No entanto, essa conclusão sobre a restrição dos meios probatórios não se pode retirar com segurança, pois no CPPT, quando se estabelecem restrições probatórias (que têm carácter excepcional, como se infere dos arts. 72º da LGT e 50º e 115º, nº 1, do CPPT), é utilizada uma referência explícita nesse sentido, como se constata nos arts. 146º-B, nº 3, 204º, nº 1, alínea i), e 246º do CPPT.
Assim, poderá aventar-se que aquela referência à instrução do pedido com prova documental deverá ser entendida como proibindo a apresentação de prova documental em momento posterior, designadamente que no requerimento se peça prazo para junção de documentos posteriormente, mas não a apresentação de outros meios de prova, nomeadamente testemunhal.
De qualquer forma, a entender-se que se pretendeu restringir aquela referência à exigência de prova documental como obstando à apresentação de outros meios de prova, essa restrição será materialmente inconstitucional, nos casos em que outros meios sejam imprescindíveis para a demonstração do direito invocado pelo requerente da dispensa.
A entender-se que há esta possibilidade de apresentação de prova não documental, o prazo de 10 dias para decisão deverá contar-se da data em que a prova requerida for produzida, pois esse prazo foi fixado no pressuposto de que com a apresentação do pedido de dispensa de prestação de garantia ficaram reunidos todos os elementos necessários para a decisão». (Código de Procedimento e de Processo Tributário, anotado e comentado, Áreas Editora, 6ª edição, vol. III, nota 4 b) ao art. 170º, p. 232.)

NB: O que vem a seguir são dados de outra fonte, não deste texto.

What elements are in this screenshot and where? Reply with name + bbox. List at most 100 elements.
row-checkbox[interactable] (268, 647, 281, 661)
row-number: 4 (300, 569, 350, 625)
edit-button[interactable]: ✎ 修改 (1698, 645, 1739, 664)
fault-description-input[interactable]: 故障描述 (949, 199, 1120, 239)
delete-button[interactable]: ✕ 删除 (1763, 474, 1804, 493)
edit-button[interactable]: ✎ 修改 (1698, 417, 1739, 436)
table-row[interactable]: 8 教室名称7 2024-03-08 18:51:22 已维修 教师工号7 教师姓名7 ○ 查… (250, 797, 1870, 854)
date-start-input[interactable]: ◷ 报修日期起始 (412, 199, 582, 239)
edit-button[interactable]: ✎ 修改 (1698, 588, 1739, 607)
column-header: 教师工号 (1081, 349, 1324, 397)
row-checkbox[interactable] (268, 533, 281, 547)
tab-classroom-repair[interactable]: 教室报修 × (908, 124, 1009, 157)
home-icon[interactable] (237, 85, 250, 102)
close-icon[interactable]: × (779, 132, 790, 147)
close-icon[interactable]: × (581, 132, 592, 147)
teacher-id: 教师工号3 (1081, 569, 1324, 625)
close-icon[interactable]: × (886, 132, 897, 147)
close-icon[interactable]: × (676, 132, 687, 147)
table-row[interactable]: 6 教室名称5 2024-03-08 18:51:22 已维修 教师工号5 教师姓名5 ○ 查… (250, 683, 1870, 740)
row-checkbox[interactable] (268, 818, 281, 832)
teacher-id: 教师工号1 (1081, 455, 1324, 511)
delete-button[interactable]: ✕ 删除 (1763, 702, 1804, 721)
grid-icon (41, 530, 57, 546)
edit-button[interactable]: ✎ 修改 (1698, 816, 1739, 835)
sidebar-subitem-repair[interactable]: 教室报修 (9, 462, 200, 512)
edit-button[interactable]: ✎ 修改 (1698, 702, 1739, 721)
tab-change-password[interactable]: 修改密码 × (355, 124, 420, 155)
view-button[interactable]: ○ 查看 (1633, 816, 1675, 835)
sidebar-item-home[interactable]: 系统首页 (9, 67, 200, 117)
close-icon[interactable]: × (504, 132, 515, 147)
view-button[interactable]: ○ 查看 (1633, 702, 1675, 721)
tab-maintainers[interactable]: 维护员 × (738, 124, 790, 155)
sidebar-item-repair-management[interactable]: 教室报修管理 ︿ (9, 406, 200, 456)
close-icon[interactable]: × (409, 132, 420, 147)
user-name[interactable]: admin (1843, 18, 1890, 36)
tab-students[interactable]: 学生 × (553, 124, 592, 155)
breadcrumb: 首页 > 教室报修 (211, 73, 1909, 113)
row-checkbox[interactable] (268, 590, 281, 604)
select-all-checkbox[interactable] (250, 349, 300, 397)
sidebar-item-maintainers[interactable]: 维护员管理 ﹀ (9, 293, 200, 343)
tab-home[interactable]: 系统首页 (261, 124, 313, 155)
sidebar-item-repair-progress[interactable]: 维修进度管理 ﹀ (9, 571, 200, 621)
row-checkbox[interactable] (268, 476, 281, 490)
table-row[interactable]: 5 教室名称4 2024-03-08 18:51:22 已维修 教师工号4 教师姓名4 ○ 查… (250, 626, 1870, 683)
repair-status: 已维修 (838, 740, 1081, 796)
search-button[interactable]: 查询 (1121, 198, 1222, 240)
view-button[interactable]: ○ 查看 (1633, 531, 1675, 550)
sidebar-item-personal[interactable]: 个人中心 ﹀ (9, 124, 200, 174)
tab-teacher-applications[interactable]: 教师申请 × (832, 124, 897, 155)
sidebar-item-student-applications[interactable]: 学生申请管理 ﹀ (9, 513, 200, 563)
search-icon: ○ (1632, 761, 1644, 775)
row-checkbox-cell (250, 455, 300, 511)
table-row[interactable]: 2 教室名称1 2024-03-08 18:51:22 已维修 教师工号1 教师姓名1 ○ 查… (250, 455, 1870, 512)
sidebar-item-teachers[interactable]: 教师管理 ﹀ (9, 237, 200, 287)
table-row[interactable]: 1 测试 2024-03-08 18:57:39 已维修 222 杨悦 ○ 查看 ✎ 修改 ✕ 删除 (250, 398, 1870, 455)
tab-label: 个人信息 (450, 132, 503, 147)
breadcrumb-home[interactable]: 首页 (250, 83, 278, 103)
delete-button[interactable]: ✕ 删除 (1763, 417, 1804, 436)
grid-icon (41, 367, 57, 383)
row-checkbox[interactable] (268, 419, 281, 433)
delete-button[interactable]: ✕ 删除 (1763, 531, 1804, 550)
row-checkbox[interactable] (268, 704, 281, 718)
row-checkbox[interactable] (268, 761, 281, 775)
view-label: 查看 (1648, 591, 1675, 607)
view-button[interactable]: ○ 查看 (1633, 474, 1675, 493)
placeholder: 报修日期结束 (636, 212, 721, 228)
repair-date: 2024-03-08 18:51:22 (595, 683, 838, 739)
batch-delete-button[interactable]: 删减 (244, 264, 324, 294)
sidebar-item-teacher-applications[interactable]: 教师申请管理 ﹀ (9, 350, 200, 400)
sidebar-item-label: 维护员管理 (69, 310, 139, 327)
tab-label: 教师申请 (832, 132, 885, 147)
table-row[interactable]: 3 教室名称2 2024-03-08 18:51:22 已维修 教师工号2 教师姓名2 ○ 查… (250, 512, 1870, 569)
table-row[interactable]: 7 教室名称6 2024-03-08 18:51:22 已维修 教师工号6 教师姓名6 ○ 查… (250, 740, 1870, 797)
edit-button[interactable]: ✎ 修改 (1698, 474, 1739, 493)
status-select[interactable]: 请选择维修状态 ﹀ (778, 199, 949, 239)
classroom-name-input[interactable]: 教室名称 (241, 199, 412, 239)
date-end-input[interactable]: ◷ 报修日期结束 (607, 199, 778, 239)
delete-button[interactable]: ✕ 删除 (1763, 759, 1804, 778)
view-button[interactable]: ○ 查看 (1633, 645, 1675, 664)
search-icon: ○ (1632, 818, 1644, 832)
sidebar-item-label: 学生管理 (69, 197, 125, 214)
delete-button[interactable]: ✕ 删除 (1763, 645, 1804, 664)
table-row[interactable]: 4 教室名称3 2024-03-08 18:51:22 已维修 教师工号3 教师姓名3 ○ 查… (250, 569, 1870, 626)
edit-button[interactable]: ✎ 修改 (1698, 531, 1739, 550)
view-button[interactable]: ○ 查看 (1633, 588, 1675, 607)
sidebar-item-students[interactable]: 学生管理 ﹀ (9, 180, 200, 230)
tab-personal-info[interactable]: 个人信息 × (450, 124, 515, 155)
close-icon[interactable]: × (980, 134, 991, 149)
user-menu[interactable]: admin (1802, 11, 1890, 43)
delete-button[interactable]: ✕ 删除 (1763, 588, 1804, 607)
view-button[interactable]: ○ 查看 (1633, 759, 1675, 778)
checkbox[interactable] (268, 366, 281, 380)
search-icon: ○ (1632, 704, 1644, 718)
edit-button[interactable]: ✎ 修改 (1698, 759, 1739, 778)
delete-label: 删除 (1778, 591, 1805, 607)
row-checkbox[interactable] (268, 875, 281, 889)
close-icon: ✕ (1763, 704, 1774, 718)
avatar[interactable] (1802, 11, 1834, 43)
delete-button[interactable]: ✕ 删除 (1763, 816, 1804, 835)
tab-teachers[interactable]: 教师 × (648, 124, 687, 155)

De todo o modo, ainda que se entenda ser também admissível prova de outra natureza, isto é, que o requerente da dispensa de prestação de garantia possa requerer outros meios de prova, para além da prova documental expressamente prevista no nº 3 do art. 170º do CPPT, quando tal se mostre imprescindível à demonstração da factualidade susceptível de integrar os requisitos daquele direito, a mesma terá também de ser logo indicada no pedido. Ao invés do alegado pela recorrente, não poderia indicar prova testemunhal na sequência da audição prévia, se a ela houvesse lugar.
Neste contexto e sem necessidade de mais considerações, concluímos pelo não provimento do recurso.

DECISÃO
Nestes termos acorda-se, em conferência, em negar provimento ao recurso e confirmar a sentença recorrida.
Custas pela recorrente.
Lisboa, 30 de Abril de 2013. – Casimiro Gonçalves (relator) – Francisco Rothes – Fernanda Maçãs.